The CEO of one of the largest recruiting firms in the United States said he warned that overall unemployment continues to climb.
India’s unemployment rate rose to 8.1% in April from 7.4% in the previous month. center for monitoring indian economy.
In April, the number of new start-ups in India increased by 37% year-on-year, driving a 14% increase in employment opportunities in new start-ups.
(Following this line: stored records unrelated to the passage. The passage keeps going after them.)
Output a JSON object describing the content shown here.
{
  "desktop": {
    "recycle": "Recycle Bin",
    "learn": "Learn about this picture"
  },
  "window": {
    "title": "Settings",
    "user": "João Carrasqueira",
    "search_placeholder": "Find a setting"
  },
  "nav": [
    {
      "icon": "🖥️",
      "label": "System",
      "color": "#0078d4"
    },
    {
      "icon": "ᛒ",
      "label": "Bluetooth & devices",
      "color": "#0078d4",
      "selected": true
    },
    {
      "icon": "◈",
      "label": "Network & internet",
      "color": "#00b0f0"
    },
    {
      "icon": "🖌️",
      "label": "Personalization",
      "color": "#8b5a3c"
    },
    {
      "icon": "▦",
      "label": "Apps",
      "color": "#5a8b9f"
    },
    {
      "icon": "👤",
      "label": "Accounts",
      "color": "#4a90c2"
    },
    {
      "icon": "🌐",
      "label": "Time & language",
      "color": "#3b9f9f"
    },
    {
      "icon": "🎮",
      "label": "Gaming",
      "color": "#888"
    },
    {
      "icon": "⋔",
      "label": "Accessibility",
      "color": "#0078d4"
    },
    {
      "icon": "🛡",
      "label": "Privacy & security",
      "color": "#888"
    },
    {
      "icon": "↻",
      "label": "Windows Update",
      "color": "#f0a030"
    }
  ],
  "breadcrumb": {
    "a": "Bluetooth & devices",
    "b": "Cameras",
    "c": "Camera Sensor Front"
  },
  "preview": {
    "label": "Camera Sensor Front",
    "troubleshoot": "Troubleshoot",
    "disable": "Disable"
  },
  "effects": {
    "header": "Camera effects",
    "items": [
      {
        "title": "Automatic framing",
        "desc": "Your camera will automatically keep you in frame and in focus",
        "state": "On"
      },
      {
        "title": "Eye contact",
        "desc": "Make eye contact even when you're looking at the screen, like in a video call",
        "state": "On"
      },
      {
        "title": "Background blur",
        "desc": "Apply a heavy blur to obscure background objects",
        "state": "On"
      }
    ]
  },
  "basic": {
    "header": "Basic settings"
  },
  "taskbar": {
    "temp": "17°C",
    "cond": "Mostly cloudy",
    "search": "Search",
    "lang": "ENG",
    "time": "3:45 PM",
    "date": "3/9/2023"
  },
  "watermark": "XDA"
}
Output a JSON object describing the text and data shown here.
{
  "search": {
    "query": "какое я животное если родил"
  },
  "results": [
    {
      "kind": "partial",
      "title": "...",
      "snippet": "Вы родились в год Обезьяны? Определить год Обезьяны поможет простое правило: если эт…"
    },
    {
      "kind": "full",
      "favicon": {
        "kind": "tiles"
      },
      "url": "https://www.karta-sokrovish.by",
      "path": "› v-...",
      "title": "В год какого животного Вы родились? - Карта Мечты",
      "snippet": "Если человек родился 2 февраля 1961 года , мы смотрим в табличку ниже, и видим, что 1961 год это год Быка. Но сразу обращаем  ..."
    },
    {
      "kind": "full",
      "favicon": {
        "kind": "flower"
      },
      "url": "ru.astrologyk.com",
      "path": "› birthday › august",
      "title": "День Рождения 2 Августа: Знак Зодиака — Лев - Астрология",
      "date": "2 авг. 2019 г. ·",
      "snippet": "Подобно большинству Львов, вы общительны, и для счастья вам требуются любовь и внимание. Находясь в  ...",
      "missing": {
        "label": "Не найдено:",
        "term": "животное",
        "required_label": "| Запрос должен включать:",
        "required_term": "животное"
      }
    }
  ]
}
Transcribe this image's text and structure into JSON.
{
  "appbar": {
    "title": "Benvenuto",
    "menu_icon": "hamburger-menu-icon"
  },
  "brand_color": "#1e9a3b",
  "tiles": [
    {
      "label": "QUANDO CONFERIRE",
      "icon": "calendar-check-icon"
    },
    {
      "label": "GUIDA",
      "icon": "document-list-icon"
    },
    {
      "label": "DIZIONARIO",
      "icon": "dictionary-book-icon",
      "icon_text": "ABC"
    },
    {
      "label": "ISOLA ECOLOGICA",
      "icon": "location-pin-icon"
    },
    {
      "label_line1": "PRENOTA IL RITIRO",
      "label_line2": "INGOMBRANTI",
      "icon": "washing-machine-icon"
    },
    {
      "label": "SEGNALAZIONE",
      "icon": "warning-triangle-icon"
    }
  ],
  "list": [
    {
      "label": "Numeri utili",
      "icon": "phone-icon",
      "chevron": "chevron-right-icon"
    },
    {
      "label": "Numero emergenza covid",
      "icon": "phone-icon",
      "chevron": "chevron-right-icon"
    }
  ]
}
Latest employment trend data from Foundit show.
The report emphasizes that the IT service industry is the industry with the most employment opportunities, and more than 50% of new job opportunities are for fresh college graduates.
Foundit CEO Chandra Garisa told CNBC: “The number of new startups coming out of India has exploded in the past few years, and now there are many startups in various fields.”
India has always had “quality of talent,” he said.
“Access to capital and building an ecosystem between government agencies and investors creates a flywheel in itself,” Garissa said, referring to the flow of investments into the country that has boosted India’s startup space.
Garissa said that while India’s push for self-sufficiency in manufacturing and information technology has provided more career paths and options for young people, more needs to be done to combat the high unemployment rate among India’s young people.
India’s youth unemployment rate is high
India is the most populous country in the world and has the largest youth population in the world.
The “India Employment Report 2024” shows that young people aged 15 to 29 account for a shocking 83% of all unemployed people in India.
According to the latest government dataCollege enrollment in the fiscal year ending March 2022 is 43.3 million.
“In the last year, due to pressures on hiring and profitability, companies have not invested in entry-level talent and have tended to look for easy-to-use talent,” Garissa told CNBC.
“I don’t think entry-level hiring is where it was two or three years ago,” he added. He explained that companies won’t “invest in growth … as long as the macro picture remains a little calm.”
Foundit data shows that employment in the Internet industry fell by 3%, employment in the financial technology industry decreased by 10%, and employment in the education industry decreased by 8%.
The recruitment firm said this showed that despite an increase in startups and other companies, funding, regulatory challenges and skills mismatches remain obstacles that need to be overcome.
Manufacturing job opportunities increase
The survey showed that across India, manufacturing employment saw the largest increase at 31%, mainly due to higher investment inflows in the automotive, chemical, pharmaceutical and food processing industries.
“There is a lot of activity and production in the manufacturing and production space, whether it’s automotive, electronics or consumer goods, and more and more global companies are adopting the China plus one strategy,” said Foundit’s Garisa.
The Biden administration is encouraging U.S. companies to shift electronics and technology manufacturing operations away from China to friendlier countries in the Asia-Pacific region such as India.
“Before, every company would blindly go to China for manufacturing, but in the post-pandemic world… India usually happens to be one of the strategic advantages for most organizations,” Garissa said.
Foundit data also showed that employment in the information technology industry, which includes hardware and software, grew by 9% due to increased investment to overcome the country’s IT talent shortage.
“Regardless of the industry, there is definitely a layer of technology in manufacturing that is driving all of this innovation,” Garissa noted.